For elderly male patients with poor CPAP adherence, more frequent follow-up and targeted adherence improvement strategies are needed to reduce cardiovascular risk. Additionally, the study results support the importance of integrating inflammatory and hematopoietic system biomarkers into OSA management guidelines. The combined RDW-NLR index, which indirectly reflects both hypoxic stress and inflammatory status, can complement existing assessment tools to improve the accuracy of risk stratification.
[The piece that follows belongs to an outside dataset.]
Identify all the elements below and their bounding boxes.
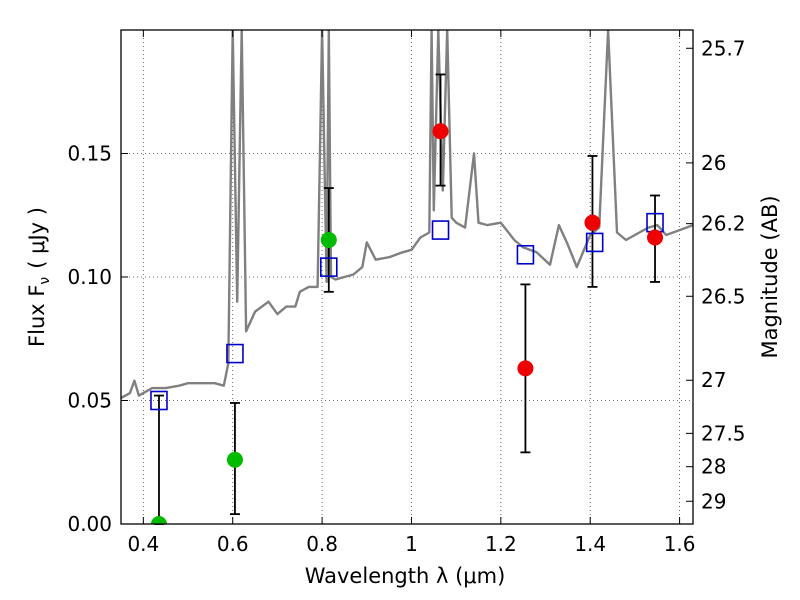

This study has several important limitations that should be considered when interpreting its findings. First, the single-center design conducted at one hospital in China may limit the generalizability of the results to other populations with different genetic backgrounds, healthcare settings, or lifestyles; multi-center validation is required to confirm the findings across diverse groups. Second, the availability of objective CPAP adherence data for only 58% of the participants introduces a potential for misclassification bias, and the impact of this incomplete data on the stratified analyses should be explicitly discussed. Furthermore, while the study hypothesizes that RDW reflects inflammatory erythropoietic stress, the absence of key iron metabolism metrics, such as ferritin or transferrin saturation, weakens the pathophysiological interpretation by making it difficult to rule out iron deficiency as a confounding factor. Lastly, the 3-year follow-up period may be insufficient to fully capture long-term cardiovascular risks associated with obstructive sleep apnea; longer-term data spanning 5 to 10 years would significantly strengthen the validity and clinical relevance of the findings.
Conclusion
5
In conclusion, the combined RDW-NLR index is a readily available prognostic marker for cardiovascular events in moderate-to-severe OSA patients. It reflects the synergistic effects of systemic inflammation and erythrocyte metabolic disorders induced by OSA, providing a new tool for clinical risk stratification and targeted intervention. This low-cost panel may facilitate risk stratification in resource-limited settings.